Scattered, but collective: The QuaRANTine Choir
Scattered, but collective: The QuaRANTine Choir | Illustration (detail): Wiley Hoard

The QuaRANTine Choir is an artistic chain reaction, a choir separated by time and space. In the podcast’s ten episodes, artists and musicians play with the idea of the rant.

By Line Spellenberg & Sandra Teitge with Denise Elsman & Petra Roggel

The QuaRANTine Choir is a “growing and growling” digital audio series of tantrums from a feminist perspective. The specially produced contributions are contemporary in their form, a scattered choir in the apocalyptic Covid era. Structurally, the podcast works like a chain reaction that connects different geographic regions in Europe and the USA. Each finished artistic tirade or rant is sent as the source material to the next artist in another country, thus strengthening the feeling of solidarity.

Artistic tirades

The Goethe-Institut Chicago, District * Schule ohne Zentrum Berlin and the two initiators of the project, Sandra Teitge and Caroline Spellenberg, invited ten European and American artists and musicians, all women, to take part in  the QuaRANTine Choir. Together with Nora Turato (Croatia/Netherlands), Astrit Ismaili (Kosovo/ Netherlands), Felicia Atkinson (France/Switzerland), Fauna (Austria) and many more artists, the podcast aims to open up a discursive field at the interface of anger and intersectional feminism.

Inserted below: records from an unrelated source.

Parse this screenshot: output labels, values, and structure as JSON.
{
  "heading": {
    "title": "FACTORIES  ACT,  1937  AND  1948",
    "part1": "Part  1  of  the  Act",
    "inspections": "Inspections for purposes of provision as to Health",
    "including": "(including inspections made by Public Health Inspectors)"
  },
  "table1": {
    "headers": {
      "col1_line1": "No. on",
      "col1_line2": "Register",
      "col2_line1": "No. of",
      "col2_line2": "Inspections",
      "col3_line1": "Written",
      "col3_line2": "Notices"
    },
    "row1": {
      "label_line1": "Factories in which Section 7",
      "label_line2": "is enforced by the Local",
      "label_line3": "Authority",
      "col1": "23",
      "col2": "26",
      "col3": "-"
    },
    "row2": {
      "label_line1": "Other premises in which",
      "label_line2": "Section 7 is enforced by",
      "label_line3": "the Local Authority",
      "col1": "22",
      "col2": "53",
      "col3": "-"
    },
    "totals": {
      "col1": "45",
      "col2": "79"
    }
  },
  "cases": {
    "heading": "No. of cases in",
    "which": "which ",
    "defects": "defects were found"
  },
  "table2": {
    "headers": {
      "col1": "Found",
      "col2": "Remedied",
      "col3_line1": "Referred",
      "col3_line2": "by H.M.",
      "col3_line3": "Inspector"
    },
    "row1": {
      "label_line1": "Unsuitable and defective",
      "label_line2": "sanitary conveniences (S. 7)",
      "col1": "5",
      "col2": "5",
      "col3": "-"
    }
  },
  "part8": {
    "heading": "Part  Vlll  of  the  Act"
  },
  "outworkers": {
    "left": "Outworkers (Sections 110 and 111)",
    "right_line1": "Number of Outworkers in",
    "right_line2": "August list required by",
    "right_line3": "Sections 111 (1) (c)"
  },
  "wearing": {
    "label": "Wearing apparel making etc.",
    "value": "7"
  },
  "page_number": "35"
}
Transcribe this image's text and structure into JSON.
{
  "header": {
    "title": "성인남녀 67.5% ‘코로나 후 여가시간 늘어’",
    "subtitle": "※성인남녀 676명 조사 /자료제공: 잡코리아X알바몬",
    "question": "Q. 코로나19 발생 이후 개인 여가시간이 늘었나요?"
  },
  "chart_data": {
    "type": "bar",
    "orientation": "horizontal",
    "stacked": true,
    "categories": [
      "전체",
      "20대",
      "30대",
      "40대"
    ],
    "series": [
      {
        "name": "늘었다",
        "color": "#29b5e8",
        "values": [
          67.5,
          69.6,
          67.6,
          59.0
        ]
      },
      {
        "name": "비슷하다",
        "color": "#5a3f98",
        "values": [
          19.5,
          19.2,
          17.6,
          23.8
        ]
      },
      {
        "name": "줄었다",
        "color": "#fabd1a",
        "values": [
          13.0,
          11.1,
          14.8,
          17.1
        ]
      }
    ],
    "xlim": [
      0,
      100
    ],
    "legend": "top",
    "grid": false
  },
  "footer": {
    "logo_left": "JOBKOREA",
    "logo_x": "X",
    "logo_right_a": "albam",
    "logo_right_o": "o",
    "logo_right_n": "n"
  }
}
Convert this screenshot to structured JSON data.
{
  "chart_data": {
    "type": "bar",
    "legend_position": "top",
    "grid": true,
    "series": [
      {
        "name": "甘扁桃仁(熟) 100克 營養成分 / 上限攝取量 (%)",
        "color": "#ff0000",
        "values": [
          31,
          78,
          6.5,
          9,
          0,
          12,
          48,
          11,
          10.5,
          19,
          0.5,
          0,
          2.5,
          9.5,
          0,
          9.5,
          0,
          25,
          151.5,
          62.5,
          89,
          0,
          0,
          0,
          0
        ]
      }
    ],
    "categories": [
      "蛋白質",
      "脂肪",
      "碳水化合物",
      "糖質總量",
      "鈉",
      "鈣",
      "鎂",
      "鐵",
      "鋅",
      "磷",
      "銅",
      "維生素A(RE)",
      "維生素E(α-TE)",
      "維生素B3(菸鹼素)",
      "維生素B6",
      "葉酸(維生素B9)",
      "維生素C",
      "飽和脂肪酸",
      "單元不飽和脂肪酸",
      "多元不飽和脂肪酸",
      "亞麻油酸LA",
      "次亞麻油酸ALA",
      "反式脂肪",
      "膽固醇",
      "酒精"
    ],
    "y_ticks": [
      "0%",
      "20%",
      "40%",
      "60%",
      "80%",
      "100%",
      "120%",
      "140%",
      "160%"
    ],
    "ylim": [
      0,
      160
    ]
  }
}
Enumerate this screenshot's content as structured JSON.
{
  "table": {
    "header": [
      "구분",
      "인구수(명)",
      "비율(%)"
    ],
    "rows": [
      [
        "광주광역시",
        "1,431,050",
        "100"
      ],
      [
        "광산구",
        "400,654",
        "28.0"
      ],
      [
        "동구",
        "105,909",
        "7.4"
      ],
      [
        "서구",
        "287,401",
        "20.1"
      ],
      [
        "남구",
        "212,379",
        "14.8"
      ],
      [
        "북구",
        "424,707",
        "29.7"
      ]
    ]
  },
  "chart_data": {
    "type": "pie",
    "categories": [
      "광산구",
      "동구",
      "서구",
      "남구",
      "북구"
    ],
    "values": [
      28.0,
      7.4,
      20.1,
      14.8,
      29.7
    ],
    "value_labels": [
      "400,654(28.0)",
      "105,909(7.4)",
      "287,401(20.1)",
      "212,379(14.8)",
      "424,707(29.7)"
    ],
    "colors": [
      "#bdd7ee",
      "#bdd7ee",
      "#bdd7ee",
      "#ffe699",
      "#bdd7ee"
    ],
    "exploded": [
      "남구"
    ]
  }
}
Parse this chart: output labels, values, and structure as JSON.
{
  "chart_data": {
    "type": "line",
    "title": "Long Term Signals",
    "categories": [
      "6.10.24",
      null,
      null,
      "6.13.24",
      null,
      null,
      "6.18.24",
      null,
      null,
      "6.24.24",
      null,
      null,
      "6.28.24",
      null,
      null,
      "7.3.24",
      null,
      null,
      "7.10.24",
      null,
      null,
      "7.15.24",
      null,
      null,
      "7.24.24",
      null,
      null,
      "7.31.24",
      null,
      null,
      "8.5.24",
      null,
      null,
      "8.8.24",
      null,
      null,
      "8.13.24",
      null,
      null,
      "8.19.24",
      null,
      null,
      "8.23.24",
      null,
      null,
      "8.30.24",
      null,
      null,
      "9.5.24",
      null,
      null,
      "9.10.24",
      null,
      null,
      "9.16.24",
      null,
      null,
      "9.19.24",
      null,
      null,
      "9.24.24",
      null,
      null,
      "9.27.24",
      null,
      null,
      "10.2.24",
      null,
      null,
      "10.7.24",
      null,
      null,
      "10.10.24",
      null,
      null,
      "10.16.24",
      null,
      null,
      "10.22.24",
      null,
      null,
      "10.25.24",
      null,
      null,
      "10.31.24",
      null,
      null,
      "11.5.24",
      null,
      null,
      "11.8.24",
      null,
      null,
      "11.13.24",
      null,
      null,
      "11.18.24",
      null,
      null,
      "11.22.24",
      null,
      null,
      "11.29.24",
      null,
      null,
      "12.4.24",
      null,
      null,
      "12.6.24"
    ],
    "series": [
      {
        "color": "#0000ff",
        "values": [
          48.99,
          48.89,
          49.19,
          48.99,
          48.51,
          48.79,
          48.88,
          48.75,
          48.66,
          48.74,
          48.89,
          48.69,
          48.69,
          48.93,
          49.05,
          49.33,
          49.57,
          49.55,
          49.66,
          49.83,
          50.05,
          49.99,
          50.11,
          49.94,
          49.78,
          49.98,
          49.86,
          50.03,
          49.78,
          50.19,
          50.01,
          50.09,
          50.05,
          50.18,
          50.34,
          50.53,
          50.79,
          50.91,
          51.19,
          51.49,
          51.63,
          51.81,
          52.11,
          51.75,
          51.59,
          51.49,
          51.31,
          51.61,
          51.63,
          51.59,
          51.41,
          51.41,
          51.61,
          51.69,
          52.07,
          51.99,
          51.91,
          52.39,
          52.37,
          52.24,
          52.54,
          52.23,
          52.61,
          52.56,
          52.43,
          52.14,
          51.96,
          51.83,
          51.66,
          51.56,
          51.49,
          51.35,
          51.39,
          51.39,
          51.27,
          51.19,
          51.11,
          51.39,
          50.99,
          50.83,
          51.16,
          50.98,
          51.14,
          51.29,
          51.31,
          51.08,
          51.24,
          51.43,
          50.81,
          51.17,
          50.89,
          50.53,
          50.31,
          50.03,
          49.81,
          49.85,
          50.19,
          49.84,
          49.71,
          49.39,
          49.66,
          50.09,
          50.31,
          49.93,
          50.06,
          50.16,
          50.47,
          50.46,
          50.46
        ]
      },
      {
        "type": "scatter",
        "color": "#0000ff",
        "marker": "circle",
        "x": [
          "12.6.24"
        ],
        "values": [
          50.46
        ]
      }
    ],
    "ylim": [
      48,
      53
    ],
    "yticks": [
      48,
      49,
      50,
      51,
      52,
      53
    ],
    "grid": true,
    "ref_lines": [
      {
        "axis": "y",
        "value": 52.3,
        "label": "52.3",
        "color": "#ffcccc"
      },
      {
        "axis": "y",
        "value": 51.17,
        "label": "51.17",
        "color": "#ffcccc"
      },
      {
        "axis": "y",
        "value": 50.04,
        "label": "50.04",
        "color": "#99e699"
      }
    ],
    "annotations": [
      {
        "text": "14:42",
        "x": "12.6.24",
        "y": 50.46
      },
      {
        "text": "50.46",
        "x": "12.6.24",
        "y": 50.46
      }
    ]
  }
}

Artist Nora Turato, whose rant opens the podcast series, incessantly calls for an “almost nonsensical desire to be loud, too much, unstable, possibly insane in public and to make something out of it,” in her performances largely because the general public seems not quite ready to have a woman shriek, rant, gossip, and whine at them, or stare them down.

The potential of noise

“Every sound we make is a bit of autobiography, [...] a piece of inside projected to the outside. The censorship of such projections is a task of patriarchal culture,” wrote the Canadian poet Anne Carson. During the pandemic, silence seems to dominate the scene – but there is also a lot of noise. Whether productive or superfluous, “[noise], understood as maximum uncertainty, is what calls forth and hence precedes the normativity of reason, i.e. the judgement according to which uncertainty is valued as informative or discarded as spurious,” as defined by Cecile Malaspina, author of An Epistemology of Noise. “We can now think of noise in terms of [...] a state of suspension or indecision, from which reason emancipates itself with acts of self-grounding.”

While women of ancient Greece were not encouraged to utter uncontrolled shrieks in the civic area of the polis, in their common public space, or within earshot of men, women today can – and do. The QuaRANTine Choir starts from such theoretical ideas and releases the artistic potential of noise for these times of crisis. The intimacy of the production and listening situation via mobile phones or other mobile devices also reflects their widespread use, which is replacing physical and personal mobility today.

Since 3 June, a new weekly episode of the series has been released on SoundCloud every Tuesday and will go on until the first season ends after ten episodes.

A second season will begin on 1 September. “Voices from Minneapolis,” the subtitle of the second QuaRANTine Choir, will be based on the demonstrations and protests in the US and worldwide that were triggered by the killing of George Floyd in Minneapolis. Artists, musicians and activists from Minneapolis will then form a scattered, collective choir with collaborators from Berlin.